We agree with this assessment. Indeed, Pellicano’s briefs in opposition to the motions to dismiss attempted to distinguish disputes concerning coverage benefits from claims asserting “emotional distress” based on the improper processing of health benefits. The District Court addressed this argument in its initial opinions, noting that “courts have rejected efforts by plaintiffs in similar situations from seeking relief in court against carriers based on a tort theory of liability.”
Pellicano,
2012
WL 425239, at * 5;
see also Pellicano,
2012 WL 1828027, at *5 n. 4 (stating that “[c]ourts have consistently rejected efforts by plaintiffs to draw this same distinction as an attempt to avoid FEHBA preemption and recover in court against insurance carriers.”). Thus, to the extent that Pellica-no sought to simply reargue claims previously raised, the District Court properly denied the motions for reconsideration.
See Lazaridis,
591 F.3d at 669 (holding that “motion [that] advanced the same arguments that were in [appellant’s] complaint and motions ... [was] not a proper basis for reconsideration”).
We also discern no abuse of discretion in the District Court’s rejection of Pellicano’s claim that it failed to properly apply
McVeigh
and “more recent cases than those cited” in the opinions accompanying the orders granting the motions to dismiss.
McVeigh
addressed whether federal courts have subject matter jurisdiction over a FEHBA plan’s subrogation-based claim for reimbursement against a plan enrollee.
McVeigh,
547 U.S. at 682, 126 S.Ct. 2121 (noting that “[t]his case concerns the
proper forum
for reimbursement claims” (emphasis added)). In answering that question in the negative, the Supreme Court considered the scope of the FEHBA’s preemption provision, 5 U.S.C. § 8902(m)(l), but only for purposes of evaluating whether it was broad enough to be “jurisdiction-conferring.”
Id.
at 697, 126 S.Ct. 2121;
see also Caterpillar Inc. v. Williams,
482 U.S. 386, 392-93, 107 S.Ct. 2425, 96 L.Ed.2d 318 (1987) (distinguishing between preemption as a defense to a state law claim and “complete pre-emption” as a basis for federal question jurisdiction). Likewise, the post
McVeigh
cases cited in Pellicano’s motions for reconsideration concern § 8902(m)(l)’s effect on federal jurisdiction, not whether FEHBA preemption provides a substantive defense to a particular state law claim that is properly brought in federal court.

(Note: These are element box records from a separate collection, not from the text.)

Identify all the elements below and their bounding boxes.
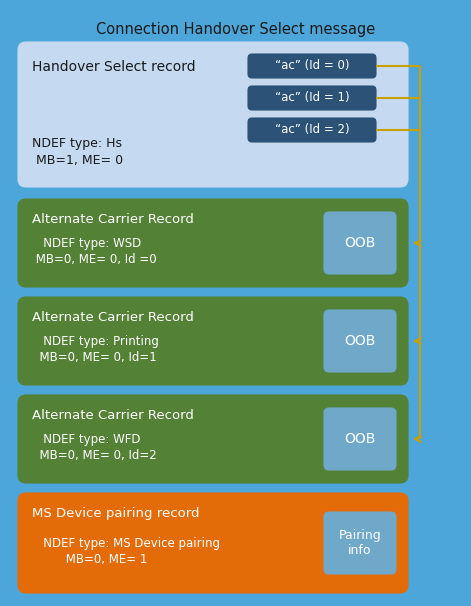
Text: Alternate Carrier Record: Alternate Carrier Record [32,311,194,324]
FancyBboxPatch shape [324,310,396,372]
Text: Alternate Carrier Record: Alternate Carrier Record [32,213,194,226]
Text: MB=1, ME= 0: MB=1, ME= 0 [32,154,123,167]
Text: MB=0, ME= 0, Id=2: MB=0, ME= 0, Id=2 [32,449,157,462]
Text: MB=0, ME= 0, Id=1: MB=0, ME= 0, Id=1 [32,351,157,364]
FancyBboxPatch shape [324,408,396,470]
Text: Handover Select record: Handover Select record [32,60,195,74]
Text: Pairing
info: Pairing info [339,529,382,557]
Text: OOB: OOB [344,334,376,348]
Text: MB=0, ME= 1: MB=0, ME= 1 [32,553,147,566]
FancyBboxPatch shape [18,493,408,593]
FancyBboxPatch shape [18,297,408,385]
FancyBboxPatch shape [248,118,376,142]
FancyBboxPatch shape [18,42,408,187]
Text: NDEF type: MS Device pairing: NDEF type: MS Device pairing [32,537,220,550]
FancyBboxPatch shape [324,512,396,574]
Text: “ac” (Id = 1): “ac” (Id = 1) [275,92,349,104]
FancyBboxPatch shape [18,395,408,483]
Text: OOB: OOB [344,432,376,446]
Text: NDEF type: Hs: NDEF type: Hs [32,137,122,150]
Text: “ac” (Id = 0): “ac” (Id = 0) [275,59,349,73]
FancyBboxPatch shape [248,86,376,110]
FancyBboxPatch shape [8,8,463,598]
Text: NDEF type: WSD: NDEF type: WSD [32,237,141,250]
Text: NDEF type: Printing: NDEF type: Printing [32,335,159,348]
Text: OOB: OOB [344,236,376,250]
Text: MB=0, ME= 0, Id =0: MB=0, ME= 0, Id =0 [32,253,157,266]
FancyBboxPatch shape [248,54,376,78]
FancyBboxPatch shape [324,212,396,274]
Text: NDEF type: WFD: NDEF type: WFD [32,433,140,446]
FancyBboxPatch shape [18,199,408,287]
Text: “ac” (Id = 2): “ac” (Id = 2) [275,124,349,136]
Text: Alternate Carrier Record: Alternate Carrier Record [32,409,194,422]
Text: Connection Handover Select message: Connection Handover Select message [96,22,375,37]
Text: MS Device pairing record: MS Device pairing record [32,507,200,520]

See Pollitt v. Health Care Serv. Corp.,
558 F.3d 615, 616 (7th Cir.2009) (per curiam) (holding that “the district court erred in allowing removal under [28 U.S.C.] § 1441 and dismissing the suit as completely preempted.”);
Farnsworth v. Harston,
2011 WL 285811, at *1 (D.Utah 2011) (not precedential) (concluding that complete preemption did not exist so as to confer federal jurisdiction over FEHBA-plan enrollee’s state law claim for benefits). These cases, therefore, are inapposite.
For the foregoing reasons, we will affirm the District Court’s orders denying Pellicano’s motions for reconsideration.